# Data Parallelism in PyTorch

This notebook experiments with PyTorch’s DataParallel Module, which implements Synchronous SGD across multiple GPUs. It involves training a ResNet-18 model on the CIFAR10 dataset using multiple GPUs and analyzing the performance and scalability.

## Overview
The key steps involve setting up the DataLoader with CIFAR10 dataset transformations, training the model on different GPUs, measuring training time, analyzing scalability, and calculating communication bandwidth utilization.

## Procedure
- **Data Loading and Transformations**: Load CIFAR10 dataset with random cropping, horizontal flipping, and normalization transformations.
- **Training Setup**: Implement ResNet-18 model training using DataParallel on multiple GPUs.
- **Single GPU Training**: Measure training time for various batch sizes on a single GPU.
- **Multi-GPU Training**: Measure training time and speedup on 2 and 4 GPUs, and analyze the type of scaling.
- **Computation and Communication Time**: Calculate and report the time spent in computation and communication for multi-GPU setups.
- **Bandwidth Utilization**: Calculate communication bandwidth utilization using the all-reduce algorithm.

In [1]:
'''ResNet in PyTorch.

For Pre-activation ResNet, see 'preact_resnet.py'.

Reference:
[1] Kaiming He, Xiangyu Zhang, Shaoqing Ren, Jian Sun
    Deep Residual Learning for Image Recognition. arXiv:1512.03385
'''
import torch
import torch.nn as nn
import torch.nn.functional as F
import torch
import time
from tqdm import tqdm
import warnings 
from IPython.display import clear_output
warnings.filterwarnings("ignore")


In [2]:


class BasicBlock(nn.Module):
    expansion = 1

    def __init__(self, in_planes, planes, stride=1):
        super(BasicBlock, self).__init__()
        self.conv1 = nn.Conv2d(
            in_planes, planes, kernel_size=3, stride=stride, padding=1, bias=False)
        self.bn1 = nn.BatchNorm2d(planes)
        self.conv2 = nn.Conv2d(planes, planes, kernel_size=3,
                               stride=1, padding=1, bias=False)
        self.bn2 = nn.BatchNorm2d(planes)

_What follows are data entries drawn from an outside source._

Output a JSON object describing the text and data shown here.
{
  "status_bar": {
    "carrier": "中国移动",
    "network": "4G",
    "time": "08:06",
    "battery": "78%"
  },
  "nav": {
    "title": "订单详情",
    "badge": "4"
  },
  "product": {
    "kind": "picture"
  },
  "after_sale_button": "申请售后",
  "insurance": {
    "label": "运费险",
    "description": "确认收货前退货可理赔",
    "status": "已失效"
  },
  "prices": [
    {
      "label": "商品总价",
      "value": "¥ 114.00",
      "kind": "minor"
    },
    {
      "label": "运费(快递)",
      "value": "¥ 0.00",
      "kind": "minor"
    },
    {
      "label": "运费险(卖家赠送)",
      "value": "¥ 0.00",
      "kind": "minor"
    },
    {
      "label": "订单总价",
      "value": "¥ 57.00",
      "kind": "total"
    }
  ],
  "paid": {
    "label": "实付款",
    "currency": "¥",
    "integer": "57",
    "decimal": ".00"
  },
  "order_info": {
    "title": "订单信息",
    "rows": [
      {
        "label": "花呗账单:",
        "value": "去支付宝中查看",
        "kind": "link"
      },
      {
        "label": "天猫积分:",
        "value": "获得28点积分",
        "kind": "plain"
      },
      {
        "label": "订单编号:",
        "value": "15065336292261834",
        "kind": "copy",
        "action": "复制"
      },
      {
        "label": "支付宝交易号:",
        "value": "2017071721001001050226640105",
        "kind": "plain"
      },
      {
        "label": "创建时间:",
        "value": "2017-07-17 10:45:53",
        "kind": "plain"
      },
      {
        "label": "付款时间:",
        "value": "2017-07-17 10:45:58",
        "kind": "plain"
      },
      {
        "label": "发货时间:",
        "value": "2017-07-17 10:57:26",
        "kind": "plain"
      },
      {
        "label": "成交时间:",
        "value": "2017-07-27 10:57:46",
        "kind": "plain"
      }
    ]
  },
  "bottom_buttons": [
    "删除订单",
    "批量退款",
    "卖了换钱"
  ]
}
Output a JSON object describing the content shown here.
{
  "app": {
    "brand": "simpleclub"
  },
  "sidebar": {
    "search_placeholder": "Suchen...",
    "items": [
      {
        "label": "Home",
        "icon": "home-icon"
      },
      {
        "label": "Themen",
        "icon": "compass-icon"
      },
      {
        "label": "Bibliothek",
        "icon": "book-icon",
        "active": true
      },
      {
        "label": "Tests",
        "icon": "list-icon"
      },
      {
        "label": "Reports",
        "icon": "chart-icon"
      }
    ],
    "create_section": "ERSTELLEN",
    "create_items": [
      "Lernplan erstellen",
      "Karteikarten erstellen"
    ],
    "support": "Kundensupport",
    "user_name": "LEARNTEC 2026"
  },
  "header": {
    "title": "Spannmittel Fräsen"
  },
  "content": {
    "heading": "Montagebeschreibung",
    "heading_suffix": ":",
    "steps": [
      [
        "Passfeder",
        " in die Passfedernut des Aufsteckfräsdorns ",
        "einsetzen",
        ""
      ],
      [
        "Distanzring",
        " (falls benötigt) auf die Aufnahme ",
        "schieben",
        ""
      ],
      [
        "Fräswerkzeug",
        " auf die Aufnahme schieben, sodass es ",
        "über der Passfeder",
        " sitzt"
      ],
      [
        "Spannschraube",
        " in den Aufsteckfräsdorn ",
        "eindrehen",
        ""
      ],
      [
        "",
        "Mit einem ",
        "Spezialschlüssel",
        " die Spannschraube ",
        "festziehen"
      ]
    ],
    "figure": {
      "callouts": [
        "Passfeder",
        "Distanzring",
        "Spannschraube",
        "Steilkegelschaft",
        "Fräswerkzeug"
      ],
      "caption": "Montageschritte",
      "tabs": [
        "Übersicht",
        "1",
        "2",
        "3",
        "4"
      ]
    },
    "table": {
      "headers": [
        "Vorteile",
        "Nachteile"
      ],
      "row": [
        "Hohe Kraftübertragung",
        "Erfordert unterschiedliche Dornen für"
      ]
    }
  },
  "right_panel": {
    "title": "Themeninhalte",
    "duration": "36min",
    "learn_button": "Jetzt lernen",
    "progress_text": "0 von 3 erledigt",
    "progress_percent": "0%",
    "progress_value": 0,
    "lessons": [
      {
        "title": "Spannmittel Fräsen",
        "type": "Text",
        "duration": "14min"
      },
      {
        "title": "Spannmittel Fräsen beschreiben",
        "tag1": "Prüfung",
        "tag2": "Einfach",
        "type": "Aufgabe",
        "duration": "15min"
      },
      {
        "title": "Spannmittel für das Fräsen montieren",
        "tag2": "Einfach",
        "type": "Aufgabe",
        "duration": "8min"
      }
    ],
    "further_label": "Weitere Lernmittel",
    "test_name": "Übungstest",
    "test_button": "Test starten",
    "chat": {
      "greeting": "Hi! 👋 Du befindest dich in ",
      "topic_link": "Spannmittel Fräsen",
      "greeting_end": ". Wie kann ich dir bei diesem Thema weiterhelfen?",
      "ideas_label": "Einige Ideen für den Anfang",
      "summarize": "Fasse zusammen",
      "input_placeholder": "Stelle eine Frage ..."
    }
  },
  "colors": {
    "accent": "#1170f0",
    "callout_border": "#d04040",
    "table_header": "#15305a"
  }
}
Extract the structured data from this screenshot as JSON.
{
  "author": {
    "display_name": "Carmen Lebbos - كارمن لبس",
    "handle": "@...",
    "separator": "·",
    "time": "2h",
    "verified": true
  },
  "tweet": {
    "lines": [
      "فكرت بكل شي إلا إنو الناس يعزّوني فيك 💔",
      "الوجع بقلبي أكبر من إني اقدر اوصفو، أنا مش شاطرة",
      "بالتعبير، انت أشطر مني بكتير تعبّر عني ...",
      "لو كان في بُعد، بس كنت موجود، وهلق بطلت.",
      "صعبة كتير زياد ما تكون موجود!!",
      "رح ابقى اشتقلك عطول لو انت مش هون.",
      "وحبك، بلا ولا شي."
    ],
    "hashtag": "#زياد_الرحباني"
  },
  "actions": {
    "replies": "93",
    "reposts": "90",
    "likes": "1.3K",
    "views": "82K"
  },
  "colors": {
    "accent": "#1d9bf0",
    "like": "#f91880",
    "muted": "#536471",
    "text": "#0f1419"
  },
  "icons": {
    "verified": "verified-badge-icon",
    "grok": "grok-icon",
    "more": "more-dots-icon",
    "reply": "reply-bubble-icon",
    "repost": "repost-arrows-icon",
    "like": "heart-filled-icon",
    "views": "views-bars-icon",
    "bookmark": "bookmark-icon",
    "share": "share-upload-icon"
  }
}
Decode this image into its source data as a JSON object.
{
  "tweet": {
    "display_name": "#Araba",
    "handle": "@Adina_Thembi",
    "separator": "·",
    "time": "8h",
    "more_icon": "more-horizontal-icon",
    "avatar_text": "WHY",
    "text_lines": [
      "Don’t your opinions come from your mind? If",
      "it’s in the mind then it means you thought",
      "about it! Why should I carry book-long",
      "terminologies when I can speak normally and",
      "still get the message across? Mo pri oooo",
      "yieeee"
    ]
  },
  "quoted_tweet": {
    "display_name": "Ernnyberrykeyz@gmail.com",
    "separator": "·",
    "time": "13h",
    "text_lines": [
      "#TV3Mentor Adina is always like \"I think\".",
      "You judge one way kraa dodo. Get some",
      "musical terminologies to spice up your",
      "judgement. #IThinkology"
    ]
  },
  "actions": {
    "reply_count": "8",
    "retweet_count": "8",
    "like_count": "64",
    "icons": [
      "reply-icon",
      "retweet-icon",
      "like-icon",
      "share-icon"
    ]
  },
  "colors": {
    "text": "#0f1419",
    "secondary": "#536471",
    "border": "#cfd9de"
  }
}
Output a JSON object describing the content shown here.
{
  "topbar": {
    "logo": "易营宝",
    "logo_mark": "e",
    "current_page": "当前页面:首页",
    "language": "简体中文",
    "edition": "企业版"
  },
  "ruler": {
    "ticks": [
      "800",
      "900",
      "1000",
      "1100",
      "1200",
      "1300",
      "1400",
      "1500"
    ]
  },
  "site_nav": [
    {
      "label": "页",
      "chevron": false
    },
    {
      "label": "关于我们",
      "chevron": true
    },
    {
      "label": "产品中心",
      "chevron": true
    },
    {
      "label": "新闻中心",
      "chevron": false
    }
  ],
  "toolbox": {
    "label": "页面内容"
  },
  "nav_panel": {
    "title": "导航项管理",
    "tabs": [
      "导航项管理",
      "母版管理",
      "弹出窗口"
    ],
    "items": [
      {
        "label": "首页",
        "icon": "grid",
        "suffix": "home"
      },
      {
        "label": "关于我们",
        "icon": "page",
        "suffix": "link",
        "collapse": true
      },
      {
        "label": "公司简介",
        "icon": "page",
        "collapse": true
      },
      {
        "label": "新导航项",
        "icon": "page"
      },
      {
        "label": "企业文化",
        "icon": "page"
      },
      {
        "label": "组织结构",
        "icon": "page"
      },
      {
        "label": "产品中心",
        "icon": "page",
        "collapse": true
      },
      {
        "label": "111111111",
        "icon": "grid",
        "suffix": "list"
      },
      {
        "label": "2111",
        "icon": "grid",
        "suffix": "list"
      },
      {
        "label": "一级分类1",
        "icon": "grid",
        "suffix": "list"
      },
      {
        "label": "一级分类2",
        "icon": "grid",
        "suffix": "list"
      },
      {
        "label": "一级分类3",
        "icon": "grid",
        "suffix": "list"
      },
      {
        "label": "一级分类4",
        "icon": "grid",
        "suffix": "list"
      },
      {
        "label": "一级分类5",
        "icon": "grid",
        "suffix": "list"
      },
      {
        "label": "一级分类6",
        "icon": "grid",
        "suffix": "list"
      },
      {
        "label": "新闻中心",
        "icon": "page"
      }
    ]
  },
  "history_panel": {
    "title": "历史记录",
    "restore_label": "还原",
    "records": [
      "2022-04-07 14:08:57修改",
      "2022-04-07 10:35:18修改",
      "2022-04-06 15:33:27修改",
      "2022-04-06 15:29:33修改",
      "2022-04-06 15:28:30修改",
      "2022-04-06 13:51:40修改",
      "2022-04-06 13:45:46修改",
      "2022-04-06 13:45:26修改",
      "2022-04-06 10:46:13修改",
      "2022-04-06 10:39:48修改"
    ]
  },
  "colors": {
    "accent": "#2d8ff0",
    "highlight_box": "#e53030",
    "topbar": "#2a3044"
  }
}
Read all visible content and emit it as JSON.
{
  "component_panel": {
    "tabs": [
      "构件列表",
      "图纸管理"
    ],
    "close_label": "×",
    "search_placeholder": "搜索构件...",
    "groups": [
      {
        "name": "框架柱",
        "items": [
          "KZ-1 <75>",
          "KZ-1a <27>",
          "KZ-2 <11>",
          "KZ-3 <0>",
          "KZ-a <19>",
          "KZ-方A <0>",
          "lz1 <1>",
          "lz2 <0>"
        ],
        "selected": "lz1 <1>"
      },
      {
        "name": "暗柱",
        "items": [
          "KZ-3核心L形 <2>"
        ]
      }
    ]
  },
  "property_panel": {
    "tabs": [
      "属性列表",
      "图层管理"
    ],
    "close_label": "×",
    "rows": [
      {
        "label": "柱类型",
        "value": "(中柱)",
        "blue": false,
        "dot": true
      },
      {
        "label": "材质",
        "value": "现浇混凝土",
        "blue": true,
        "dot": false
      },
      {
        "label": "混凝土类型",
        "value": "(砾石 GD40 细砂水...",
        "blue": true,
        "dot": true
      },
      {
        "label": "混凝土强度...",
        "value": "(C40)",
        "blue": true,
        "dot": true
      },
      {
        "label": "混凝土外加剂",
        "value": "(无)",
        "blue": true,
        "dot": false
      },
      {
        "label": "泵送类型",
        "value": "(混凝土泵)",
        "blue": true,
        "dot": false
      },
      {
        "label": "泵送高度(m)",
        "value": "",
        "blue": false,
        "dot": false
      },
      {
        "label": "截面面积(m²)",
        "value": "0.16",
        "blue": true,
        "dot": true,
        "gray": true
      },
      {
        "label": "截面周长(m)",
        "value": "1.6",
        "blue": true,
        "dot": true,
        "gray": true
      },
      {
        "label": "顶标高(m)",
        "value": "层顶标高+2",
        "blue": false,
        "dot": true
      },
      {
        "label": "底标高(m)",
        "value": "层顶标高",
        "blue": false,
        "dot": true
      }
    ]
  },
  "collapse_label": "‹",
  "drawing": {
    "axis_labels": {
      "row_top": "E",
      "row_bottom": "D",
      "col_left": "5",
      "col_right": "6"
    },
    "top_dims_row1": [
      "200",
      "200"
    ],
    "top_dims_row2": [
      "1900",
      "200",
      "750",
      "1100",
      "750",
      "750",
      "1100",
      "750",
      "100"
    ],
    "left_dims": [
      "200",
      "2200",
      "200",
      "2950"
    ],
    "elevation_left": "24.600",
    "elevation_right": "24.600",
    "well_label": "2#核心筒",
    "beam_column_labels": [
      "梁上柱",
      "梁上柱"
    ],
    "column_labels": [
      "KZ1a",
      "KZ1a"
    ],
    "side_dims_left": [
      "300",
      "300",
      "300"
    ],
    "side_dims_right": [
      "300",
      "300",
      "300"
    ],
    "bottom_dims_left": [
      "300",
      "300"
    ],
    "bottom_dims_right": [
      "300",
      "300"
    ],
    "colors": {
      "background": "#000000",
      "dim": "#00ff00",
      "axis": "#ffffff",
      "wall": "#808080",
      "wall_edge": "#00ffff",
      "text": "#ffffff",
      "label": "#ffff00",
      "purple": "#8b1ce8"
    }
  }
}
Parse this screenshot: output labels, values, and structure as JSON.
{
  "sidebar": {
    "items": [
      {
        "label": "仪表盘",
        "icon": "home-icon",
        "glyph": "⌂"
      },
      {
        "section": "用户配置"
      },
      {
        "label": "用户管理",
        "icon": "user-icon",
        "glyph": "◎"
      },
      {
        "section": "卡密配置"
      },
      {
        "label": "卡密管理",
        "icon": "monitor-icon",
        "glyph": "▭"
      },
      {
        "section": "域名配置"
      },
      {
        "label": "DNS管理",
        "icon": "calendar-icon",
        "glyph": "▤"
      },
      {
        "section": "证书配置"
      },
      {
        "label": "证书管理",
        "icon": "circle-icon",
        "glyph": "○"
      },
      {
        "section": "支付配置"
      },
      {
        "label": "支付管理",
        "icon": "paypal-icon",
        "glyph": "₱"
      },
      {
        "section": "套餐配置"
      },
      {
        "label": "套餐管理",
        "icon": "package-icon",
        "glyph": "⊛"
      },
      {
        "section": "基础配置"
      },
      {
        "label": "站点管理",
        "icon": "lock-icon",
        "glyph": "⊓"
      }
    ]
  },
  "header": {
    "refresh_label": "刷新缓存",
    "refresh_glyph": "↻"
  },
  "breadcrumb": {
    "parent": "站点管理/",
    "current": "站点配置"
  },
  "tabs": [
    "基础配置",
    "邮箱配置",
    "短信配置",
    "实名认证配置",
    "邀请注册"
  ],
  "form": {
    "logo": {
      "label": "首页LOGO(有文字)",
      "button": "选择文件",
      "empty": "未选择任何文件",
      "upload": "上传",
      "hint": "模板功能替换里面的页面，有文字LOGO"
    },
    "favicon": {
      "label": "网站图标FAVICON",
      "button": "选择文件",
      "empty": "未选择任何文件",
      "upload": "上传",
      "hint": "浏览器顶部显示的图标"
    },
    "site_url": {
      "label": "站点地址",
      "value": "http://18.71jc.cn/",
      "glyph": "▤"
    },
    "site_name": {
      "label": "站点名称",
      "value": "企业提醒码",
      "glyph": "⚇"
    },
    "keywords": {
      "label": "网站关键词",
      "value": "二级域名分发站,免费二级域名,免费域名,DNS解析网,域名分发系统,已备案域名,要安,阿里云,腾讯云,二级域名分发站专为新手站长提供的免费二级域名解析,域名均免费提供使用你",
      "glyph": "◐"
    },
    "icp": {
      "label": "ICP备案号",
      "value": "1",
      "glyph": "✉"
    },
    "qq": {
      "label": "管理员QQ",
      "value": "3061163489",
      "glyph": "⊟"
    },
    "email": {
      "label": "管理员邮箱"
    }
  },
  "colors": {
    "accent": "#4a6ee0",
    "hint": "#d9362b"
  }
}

        self.shortcut = nn.Sequential()
        if stride != 1 or in_planes != self.expansion*planes:
            self.shortcut = nn.Sequential(
                nn.Conv2d(in_planes, self.expansion*planes,
                          kernel_size=1, stride=stride, bias=False),
                nn.BatchNorm2d(self.expansion*planes)
            )

    def forward(self, x):
        out = F.relu(self.bn1(self.conv1(x)))
        out = self.bn2(self.conv2(out))
        out += self.shortcut(x)
        out = F.relu(out)
        return out


class Bottleneck(nn.Module):
    expansion = 4

    def __init__(self, in_planes, planes, stride=1):
        super(Bottleneck, self).__init__()
        self.conv1 = nn.Conv2d(in_planes, planes, kernel_size=1, bias=False)
        self.bn1 = nn.BatchNorm2d(planes)
        self.conv2 = nn.Conv2d(planes, planes, kernel_size=3,
                               stride=stride, padding=1, bias=False)
        self.bn2 = nn.BatchNorm2d(planes)
        self.conv3 = nn.Conv2d(planes, self.expansion *
                               planes, kernel_size=1, bias=False)
        self.bn3 = nn.BatchNorm2d(self.expansion*planes)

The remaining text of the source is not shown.